Dalam bercocok tanam, tak hanya tanah yang bisa diandalkan sebagai media tanam. Masih ada media tanam lain, cocopeat salah satunya. Media tanam organik  ini memiliki kualitas tak kalah dengan tanah. Cocopeat adalah media tanam yang dibuat dari sabut kelapa. Oleh karena itu, paling mudah ditemukan di negara-negara tropis dan kepulauan, seperti Indonesia. Banyak manfaat yang bisa didapat dengan menggunakannya. Baik untuk digunakan bersama tanah, atau berdiri sendiri. Cocopeat juga banyak dipilih sebagai pengganti tanah.

Apa itu Cocopeat?

Cocopeat adalah produk sampingan kelapa setelah kita mengekstraksi serat dari batok/tempurung kelapa. Secara sederhana, cocopeat adalah spon yang berasal dari serat sabut kelapa yang dihancurkan atau dilembutkan. Sering juga disebut sebagai sabut gambut atau debu sabut, cocopeat berwarna coklat muda. Cocopeat memiliki kemampuan untuk menahan sejumlah besar air layaknya spons.

 Manfaat Cocopeat

Cocopeat memiliki sifat mudah menyerap dan menyimpan air. Ia juga memiliki pori-pori, yang memudahkan pertukaran udara, dan masuknya sinar matahari. Kandungan Trichoderma molds-nya, sejenis enzim dari jamur, dapat mengurangi penyakit dalam tanah. Dengan demikian, cocopeat dapat menjaga tanah tetap gembur dan subur.Dalam 1 kg Cocopeat dapat menampung hingga 16 liter air. Karena kemampuannya dalam menyerap cairan, cocopeat dapat meningkatkan porositas tanah. Efek positifnya, tanah akan menahan lebih banyak udara dan air sehingga sirkulasi serta drainase pada wadah/lahan akan lebih terjaga.

Karena porositas/tingkat kegemburan tanah yang tinggi, pembentukan akar tanaman akan mudah dan tanaman akan lebih sehat dan subur. Tanaman sehat berarti ada lebih banyak buah di dalamnya. Sangat cocok untuk sayuran berdaun seperti sawi, bayam dan kangkung yang dibudidayakan dalam pot. Nilai PH Cocopeat adalah 5,8 hingga 6,5, yang merupakan kisaran sempurna bagi sebagian besar jenis tanaman untuk tumbuh. Cocopeat bisa juga digunakan sebagai media untuk budidaya tanaman secara hidroponik.

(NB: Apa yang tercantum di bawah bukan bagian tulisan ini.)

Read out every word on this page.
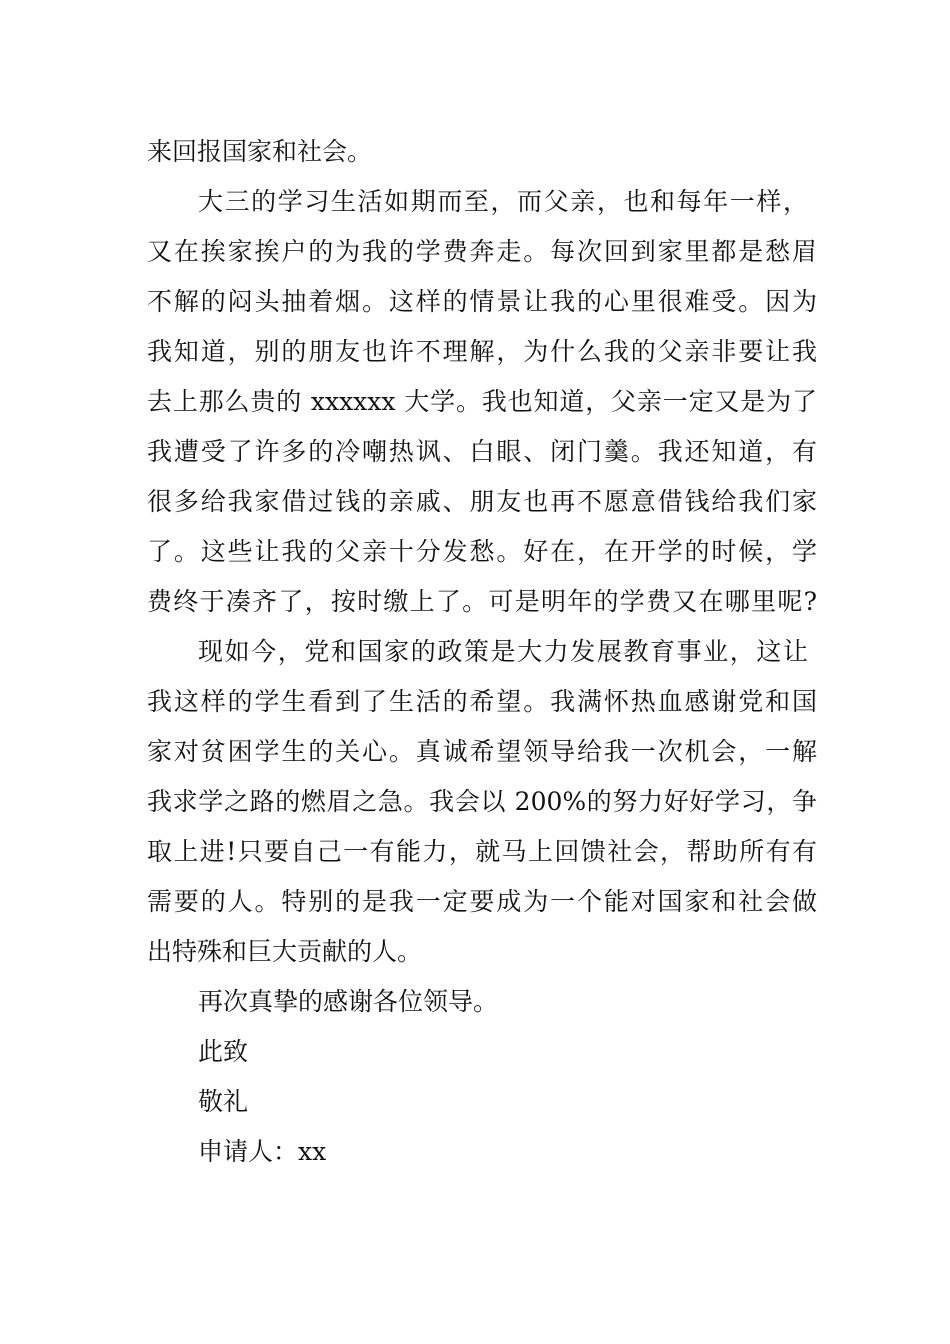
来回报国家和社会。
大三的学习生活如期而至，而父亲，也和每年一样，
又在挨家挨户的为我的学费奔走。每次回到家里都是愁眉
不解的闷头抽着烟。这样的情景让我的心里很难受。因为
我知道，别的朋友也许不理解，为什么我的父亲非要让我
去上那么贵的 xxxxxx 大学。我也知道，父亲一定又是为了
我遭受了许多的冷嘲热讽、白眼、闭门羹。我还知道，有
很多给我家借过钱的亲戚、朋友也再不愿意借钱给我们家
了。这些让我的父亲十分发愁。好在，在开学的时候，学
费终于凑齐了，按时缴上了。可是明年的学费又在哪里呢?
现如今，党和国家的政策是大力发展教育事业，这让
我这样的学生看到了生活的希望。我满怀热血感谢党和国
家对贫困学生的关心。真诚希望领导给我一次机会，一解
我求学之路的燃眉之急。我会以 200%的努力好好学习，争
取上进!只要自己一有能力，就马上回馈社会，帮助所有有
需要的人。特别的是我一定要成为一个能对国家和社会做
出特殊和巨大贡献的人。
再次真挚的感谢各位领导。
此致
敬礼
申请人：xx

Meski disebut-sebut sebagai media tanam alternatif berkualitas sebaik tanah, namun unsur hara yang ada di tanah, tidak ada padanya. Oleh karena itu, cocopeat memerlukan tambahan pupuk sebagai penyubur

Kelebihan dari media tanam Cocopeat :

  1. Teksturnya mirip tanah
  2. Dapat menyerap air dengan baik
  3. Ramah lingkungan
  4. Lebih tahan lama
  5. Lebih mudah untuk pemula

 

Langkah-Langkah Membuat Cocopeat

Pembuatan Cocopeat melibatkan beberapa langkah sebelum menghasilkan serbuk cocopeat yang dapat digunakan untuk kebun. Berikut ini langkah-langkah bagaimana membuat Cocopeat di rumah.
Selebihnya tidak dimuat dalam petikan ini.